By Sarah Currie-Halpern

How do you raise awareness around something as enormous and complex as consumerism’s role in the global waste crisis? Where do you even start the conversation? Oversimplify it, and you run the risk of failing to convey its urgency. Overcomplicate it, and you’ll make people feel helpless or frustrated, both of which lead to inaction.
Finding the sweet spot in between is tricky, but the new Netflix documentary Buy Now! The Shopping Conspiracy manages it well. Its thesis is straightforward: the biggest corporations in the world are powering the global waste crisis by manipulating consumers to always be buying, and they’re doing this to maximize profit.

Director Nic Stacey isn’t pedantic in his approach. He frames Buy Now as an instruction manual for corporations eager to make as much money as possible while keeping consumers in the dark about the environmental costs of overconsumption. In an interview with The Hollywood Reporter, Stacey described the film as designed to “take you from the selling all the way through to the end result” by “using the language of advertising—the colors and nostalgia used to sell us stuff—and to turn it back on itself and use it to critique the system.”

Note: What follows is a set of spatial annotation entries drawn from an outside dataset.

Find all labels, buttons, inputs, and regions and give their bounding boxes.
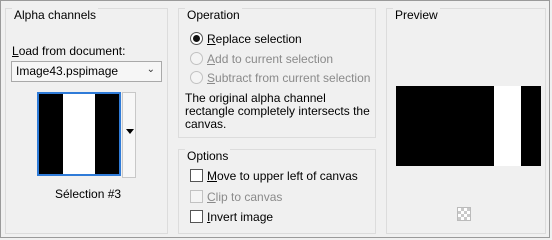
subtract-from-selection-radio[interactable]	[190, 71, 203, 84]
selection-caption: Sélection #3	[55, 187, 122, 201]
replace-selection-radio[interactable]	[190, 32, 203, 45]
radio-selected-dot	[193, 35, 200, 42]
add-to-selection-label[interactable]: Add to current selection	[207, 52, 333, 66]
alpha-channel-thumbnail[interactable]	[37, 92, 121, 176]
preview-image	[396, 86, 541, 166]
preview-black-strip	[521, 86, 541, 166]
thumb-black-bar-right	[95, 94, 119, 174]
move-upper-left-checkbox[interactable]	[190, 169, 203, 182]
thumbnail-dropdown-button[interactable]	[122, 92, 136, 178]
preview-navigate-icon[interactable]	[457, 207, 471, 221]
intersection-message: The original alpha channel rectangle com…	[185, 91, 370, 131]
operation-title: Operation	[185, 8, 242, 22]
document-select[interactable]: Image43.pspimage ⌄	[11, 61, 162, 82]
preview-title: Preview	[393, 8, 440, 22]
alpha-channels-title: Alpha channels	[12, 8, 99, 22]
load-from-document-label: Load from document:	[12, 44, 126, 58]
invert-image-checkbox[interactable]	[190, 210, 203, 223]
clip-to-canvas-checkbox[interactable]	[190, 190, 203, 203]
dropdown-arrow-icon	[126, 129, 134, 134]
add-to-selection-radio[interactable]	[190, 52, 203, 65]
invert-image-label[interactable]: Invert image	[207, 210, 273, 224]
chevron-down-icon: ⌄	[146, 64, 155, 75]
options-title: Options	[185, 149, 231, 163]
document-select-value: Image43.pspimage	[16, 64, 119, 78]
clip-to-canvas-label[interactable]: Clip to canvas	[207, 190, 282, 204]
thumb-black-bar-left	[39, 94, 63, 174]
replace-selection-label[interactable]: Replace selection	[207, 32, 302, 46]
preview-black-region	[396, 86, 494, 166]
move-upper-left-label[interactable]: Move to upper left of canvas	[207, 169, 358, 183]
subtract-from-selection-label[interactable]: Subtract from current selection	[207, 71, 370, 85]
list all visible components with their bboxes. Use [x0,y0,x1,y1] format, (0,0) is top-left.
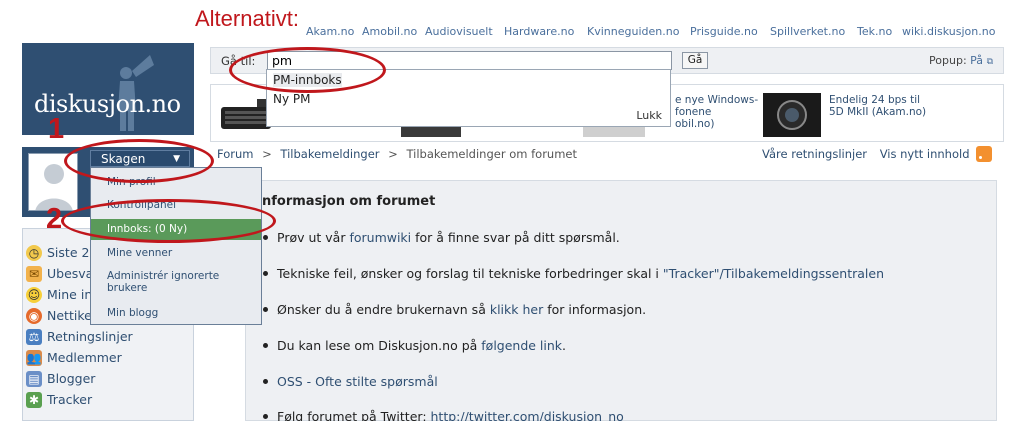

Stacey’s film doesn’t rely on these slick visuals alone. It includes interviews with the (now reformed) architects of this system, such as former Adidas Brand President Eric Liedtke and ex-Amazon UX designer Maren Costa. Their insider perspectives are deepened by input from the system’s longtime opponents, such as iFixit CEO and right-to-repair advocate Kyle Wiens, recycling expert and chemical engineer Jan Dell, and waste activist, Anna Sacks, aka The Trash Walker (who is a former Think Zero employee!)
Together, the interviewees of Buy Now paint an ugly picture of how corporations encourage overconsumption. It begins with clever advertising, super-engineered UX, and the constant creation of new reasons to buy. In tech, it often takes the form of planned obsolescence or devices engineered to be impossible to repair. Using greenwashing tactics like printing virtually meaningless recycling symbols on packaging, the waste this overconsumption creates is concealed from customers before the product has even been thrown away.
Buy Now follows tossed products through the waste chain to the toxic tech landfills of Thailand and the clothing dumps of Ghana. These are striking scenes, but not exactly unprecedented ones. So Stacey goes one step further, using animations to illustrate the film’s most concerning statistics in a surprising way. Millions of shoes, phones, and clothes pour onto the streets of New York City. 400 million tons of annual plastic waste land on Paris, one mound heaped as high as the Sacre-Cœur. Electronic and plastic waste buries half the Sydney Opera House and swamps metro Tokyo. It looks apocalyptic.
These CG animations are what makes Buy Now stand out from other environmental crisis documentaries. Stacey recontextualizes the material reality of waste in the cities and environments not where it is discarded but where it is initially created. In doing so, he avoids the trap of apathy bred by familiarity.
Framing the documentary as an instruction manual for greedy corporations and visualizing global waste in the streets of major cities is a shock to the viewer’s system. Still Stacey is careful to end Buy Now on a hopeful note, or at least an actionable one. Corporations can be pressured to do better, its interviewees insist, and fighting overconsumption begins at home. Without being preachy, Buy Now is the kind of awareness-raising documentary that can win converts to the cause. Let’s hope it does.